В соответствии с работами З. Фрей­да, агрессия является реакцией инди­вида не на раздражение извне, а ре­зультатом действия его внутренних импульсов, которые непременно тре­буют выхода. Именно выход агрессии для человека и группы, по его мнению, приводит к враждебности и насилию (Фрейд З. Групповая психология и ана­лиз Эго, 1921). В психологии такой подход называется мотивационным, согласно ему личность или группа нуждаются во внешнем конфликте для решения своих внутренних проблем. В работах З. Фрейда этот подход полу­чил отчетливое воплощение. Его идея универсального характера враждебности по отношению к дру­гой группе как главного средства поддержания внутренней сплочен­ности и стабильности собственной группы была принята многими иссле­дователями в различных областях на­уки (К. Лоренц, С. Берковиц, А. Бан­дура, Л. Козер, Р. Дарендорф, Л. Крисберг, Р. Коллинз и др.).

Представители Франкфуртской школы (одного из течений в неомарк­сизме) Т. Адорно, Э. Фромм и Г. Маркузе также увидели причину возник­новения конфликтов и напряженнос­ти в обществе в самом человеке, открыв «авторитарную личность», по словам возглавляющего это направле­ние М. Хоркхаймера, – новый антро­пологический тип человека ХХ века.

Эрих Фромм, исследуя в 1931 г. представителей среднего класса Гер­мании, обнаружил у них наличие уста­новок, определяющих не только готов­ность к принятию тоталитарного ре­жима, но и потребность в нем. Причем подобные установки могли сочетать­ся с формально негативным отноше­нием к национал-социализму. Позже в своей знаменитой книге «Бегство от свободы» (1941) Э. Фромм впервые описал авторитарность как «соци­альный характер».

В масштабных исследованиях, про­веденных перед Второй мировой вой­ной представителями этой школы, склонность к ксенофобии и подвер­женность фашистской идеологии были выявлены в качестве устойчивых инди­видуальных особенностей авторитар­ной личности (Т. Адорно, Э. Френкель-Брунсвик, Д. Левинсон, Н. Сэнфорд). Среди ее основных характеристик были выделены следующие: консерва­тизм, потребность в сильном лидере, боязнь проявлять собственные чувства и страх утраты самоконтроля, предвзя­тость и стереотипность, деструктивность и цинизм, склонность проеци­ровать подавленную агрессию вовне (Adorno et al., 1950). Эти исследования на многие годы определили научный и общественный дискурс и дали до­полнительные аргументы для укрепле­ния парадигмы конфликта.

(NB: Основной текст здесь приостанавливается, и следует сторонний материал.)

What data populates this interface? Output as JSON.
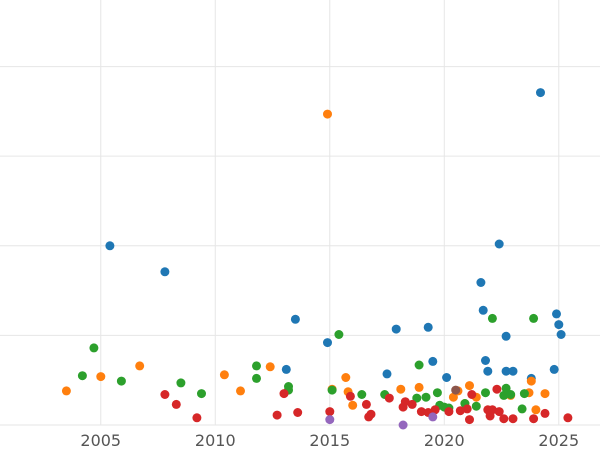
{
  "chart_data": {
    "type": "scatter",
    "title": "",
    "xlabel": "",
    "ylabel": "",
    "xlim": [
      2000.6,
      2026.8
    ],
    "ylim": [
      0,
      510
    ],
    "x_ticks": [
      2005,
      2010,
      2015,
      2020,
      2025
    ],
    "x_tick_labels": [
      "2005",
      "2010",
      "2015",
      "2020",
      "2025"
    ],
    "y_grid": [
      0,
      100,
      200,
      300,
      400,
      500
    ],
    "grid": true,
    "legend": "none",
    "series": [
      {
        "color": "#1f77b4",
        "points": [
          [
            2005.4,
            200
          ],
          [
            2007.8,
            171
          ],
          [
            2013.5,
            118
          ],
          [
            2014.9,
            92
          ],
          [
            2017.5,
            57
          ],
          [
            2017.9,
            107
          ],
          [
            2019.3,
            109
          ],
          [
            2019.5,
            71
          ],
          [
            2020.1,
            53
          ],
          [
            2021.6,
            159
          ],
          [
            2021.7,
            128
          ],
          [
            2021.8,
            72
          ],
          [
            2021.9,
            60
          ],
          [
            2022.4,
            202
          ],
          [
            2022.7,
            99
          ],
          [
            2022.7,
            60
          ],
          [
            2023.0,
            60
          ],
          [
            2023.8,
            52
          ],
          [
            2024.2,
            371
          ],
          [
            2024.9,
            124
          ],
          [
            2025.0,
            112
          ],
          [
            2025.1,
            101
          ],
          [
            2024.8,
            62
          ],
          [
            2013.1,
            62
          ]
        ]
      },
      {
        "color": "#ff7f0e",
        "points": [
          [
            2003.5,
            38
          ],
          [
            2005.0,
            54
          ],
          [
            2006.7,
            66
          ],
          [
            2010.4,
            56
          ],
          [
            2011.1,
            38
          ],
          [
            2012.4,
            65
          ],
          [
            2014.9,
            347
          ],
          [
            2015.1,
            40
          ],
          [
            2015.7,
            53
          ],
          [
            2015.8,
            37
          ],
          [
            2016.0,
            22
          ],
          [
            2018.1,
            40
          ],
          [
            2018.9,
            42
          ],
          [
            2020.4,
            31
          ],
          [
            2020.9,
            24
          ],
          [
            2021.1,
            44
          ],
          [
            2021.4,
            31
          ],
          [
            2022.9,
            33
          ],
          [
            2023.7,
            36
          ],
          [
            2023.8,
            49
          ],
          [
            2024.0,
            17
          ],
          [
            2024.4,
            35
          ],
          [
            2020.6,
            38
          ]
        ]
      },
      {
        "color": "#2ca02c",
        "points": [
          [
            2004.2,
            55
          ],
          [
            2004.7,
            86
          ],
          [
            2005.9,
            49
          ],
          [
            2008.5,
            47
          ],
          [
            2009.4,
            35
          ],
          [
            2011.8,
            66
          ],
          [
            2011.8,
            52
          ],
          [
            2013.2,
            43
          ],
          [
            2013.2,
            39
          ],
          [
            2015.1,
            39
          ],
          [
            2015.4,
            101
          ],
          [
            2016.4,
            34
          ],
          [
            2017.4,
            34
          ],
          [
            2018.8,
            30
          ],
          [
            2018.9,
            67
          ],
          [
            2019.2,
            31
          ],
          [
            2019.7,
            36
          ],
          [
            2020.0,
            20
          ],
          [
            2020.2,
            19
          ],
          [
            2020.9,
            24
          ],
          [
            2021.4,
            21
          ],
          [
            2021.8,
            36
          ],
          [
            2022.1,
            119
          ],
          [
            2022.6,
            33
          ],
          [
            2022.7,
            41
          ],
          [
            2022.9,
            34
          ],
          [
            2023.4,
            18
          ],
          [
            2023.5,
            35
          ],
          [
            2023.9,
            119
          ],
          [
            2019.8,
            22
          ]
        ]
      },
      {
        "color": "#d62728",
        "points": [
          [
            2007.8,
            34
          ],
          [
            2008.3,
            23
          ],
          [
            2009.2,
            8
          ],
          [
            2012.7,
            11
          ],
          [
            2013.0,
            35
          ],
          [
            2013.6,
            14
          ],
          [
            2015.0,
            15
          ],
          [
            2015.9,
            32
          ],
          [
            2016.6,
            23
          ],
          [
            2016.7,
            9
          ],
          [
            2016.8,
            12
          ],
          [
            2017.6,
            30
          ],
          [
            2018.2,
            20
          ],
          [
            2018.3,
            26
          ],
          [
            2018.6,
            23
          ],
          [
            2019.0,
            15
          ],
          [
            2019.6,
            17
          ],
          [
            2020.2,
            15
          ],
          [
            2021.0,
            18
          ],
          [
            2021.1,
            6
          ],
          [
            2021.2,
            34
          ],
          [
            2021.9,
            17
          ],
          [
            2022.0,
            10
          ],
          [
            2022.1,
            17
          ],
          [
            2022.3,
            40
          ],
          [
            2022.4,
            15
          ],
          [
            2022.6,
            7
          ],
          [
            2023.0,
            7
          ],
          [
            2023.9,
            7
          ],
          [
            2024.4,
            13
          ],
          [
            2025.4,
            8
          ],
          [
            2019.3,
            14
          ],
          [
            2020.7,
            16
          ]
        ]
      },
      {
        "color": "#9467bd",
        "points": [
          [
            2015.0,
            6
          ],
          [
            2018.2,
            0
          ],
          [
            2019.5,
            9
          ]
        ]
      },
      {
        "color": "#8c564b",
        "points": [
          [
            2020.5,
            39
          ]
        ]
      }
    ]
  }
}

В 1950–1960-е гг. целым рядом со­циальных психологов были предпри­няты попытки преодолеть постулат неизбежности конфликта. Одним из путей его преодоления стал так назы­ваемый ситуационный подход. В его рамках, в первую очередь на основе известных экспериментов М. Шери­фа, было исследовано влияние вне­шних факторов: конкретной ситуации и контекста взаимодействия, – на ди­намику развития конфликта. В 1954 г. в его эксперименте сначала была скон­струирована ситуация жесткой конку­ренции и изоляции двух групп маль­чиков в бойскаутском лагере, а потом – ситуация кооперации для решения задач, которые можно было бы выпол­нить только при условии совместных действий (Sherif et al., 1961). Этот экс­перимент и последовавшие за ними многие другие предоставили доказа­тельства ситуативной обусловленнос­ти конфликтов и открыли социальные возможности преодоления постулата неизбежности конфликтов и межгруп­повой враждебности. Выводы, к кото­рым привел этот подход, получили свое воплощение в известной «реалис­тической теории конфликта», согласно которой конфликт уже не определяет­ся природой человека, а рассматрива­ется как «рациональный» феномен и поэтому возникает в тех ситуациях, когда группы имеют несовместимые цели и конкурируют в стремлении овладеть ограниченными ресурсами (Д. Кэмпбелл).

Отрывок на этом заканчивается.